What is the difference between pre-money and post-money SAFE?+
In a pre-money SAFE (the older 2013 version), the cap is applied to the pre-money valuation of the next round. Dilution from multiple SAFEs is bundled into the round dilution. In a post-money SAFE (the YC standard since 2018), the cap is applied to the post-money valuation, meaning the investor locks in a fixed percentage of ownership the moment they sign. Post-money SAFEs are more founder-unfriendly because the dilution stacks across multiple SAFEs.
How much should I raise on a SAFE?+
Most pre-seed and seed founders raise $500K to $2M total across SAFEs before the priced round. Beyond that, you typically need a priced round to clean up the cap table. The most common pattern in 2026 is one $250K to $1M SAFE round with a $5M to $15M cap, sometimes followed by a smaller bridge SAFE before raising a priced seed at $10M to $25M post-money.
How do multiple SAFEs stack on the cap table?+
Each SAFE converts independently at the priced round. If you raise $250K at a $5M cap, $500K at a $10M cap, and $250K with a 20% discount, all three convert into different share counts at the same round. The total founder dilution from SAFEs is roughly the sum of (each SAFE amount divided by its cap). For post-money SAFEs, this math is exact. For pre-money SAFEs, it depends on the priced round terms.
What is a fair valuation cap for a SAFE?+
Pre-product founders typically see caps of $4M to $8M post-money. Founders with a working MVP and early revenue see $8M to $15M caps. Founders with strong traction or a hot category see $15M to $30M caps. AI-native startups with credible technical founders are getting unusual caps in 2025 and 2026, sometimes $20M to $50M post-money with no traction, but those are outliers, not the norm.
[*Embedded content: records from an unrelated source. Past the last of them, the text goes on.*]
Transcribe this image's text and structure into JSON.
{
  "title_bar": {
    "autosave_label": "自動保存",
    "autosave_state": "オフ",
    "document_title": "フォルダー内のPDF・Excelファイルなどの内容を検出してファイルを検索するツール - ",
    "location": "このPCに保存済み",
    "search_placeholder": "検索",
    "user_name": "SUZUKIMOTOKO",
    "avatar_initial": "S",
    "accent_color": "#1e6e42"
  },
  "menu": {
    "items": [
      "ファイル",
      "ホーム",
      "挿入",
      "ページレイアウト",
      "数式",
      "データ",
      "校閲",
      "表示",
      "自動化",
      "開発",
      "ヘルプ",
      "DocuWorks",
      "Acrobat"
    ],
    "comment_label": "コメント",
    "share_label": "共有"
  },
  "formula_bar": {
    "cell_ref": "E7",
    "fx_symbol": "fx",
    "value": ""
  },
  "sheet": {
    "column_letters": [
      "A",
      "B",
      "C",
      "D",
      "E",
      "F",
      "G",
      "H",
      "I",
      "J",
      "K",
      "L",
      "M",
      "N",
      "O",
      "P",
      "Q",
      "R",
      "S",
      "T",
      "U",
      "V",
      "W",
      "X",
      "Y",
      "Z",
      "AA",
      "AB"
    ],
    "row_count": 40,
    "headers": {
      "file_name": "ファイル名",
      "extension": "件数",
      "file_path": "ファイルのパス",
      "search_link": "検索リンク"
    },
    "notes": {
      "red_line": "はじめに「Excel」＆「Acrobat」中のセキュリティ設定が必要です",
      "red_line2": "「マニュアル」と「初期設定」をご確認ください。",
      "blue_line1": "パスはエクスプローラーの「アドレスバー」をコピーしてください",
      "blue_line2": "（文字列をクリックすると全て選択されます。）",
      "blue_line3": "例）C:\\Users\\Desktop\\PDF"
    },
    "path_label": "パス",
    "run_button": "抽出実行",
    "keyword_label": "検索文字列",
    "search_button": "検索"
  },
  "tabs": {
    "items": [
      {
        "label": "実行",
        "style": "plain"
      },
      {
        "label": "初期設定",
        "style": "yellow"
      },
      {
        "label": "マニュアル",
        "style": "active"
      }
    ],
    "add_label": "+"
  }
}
What is the MFN clause in a SAFE?+
MFN (Most Favored Nation) is a clause that lets the SAFE holder upgrade to better terms if a later SAFE is issued at more investor-friendly numbers. If you raise on a $10M cap SAFE in January and then sign a $5M cap SAFE in March, the January investor can elect to convert at the $5M cap instead. Always check whether your SAFEs have MFN before issuing the next one at a lower cap.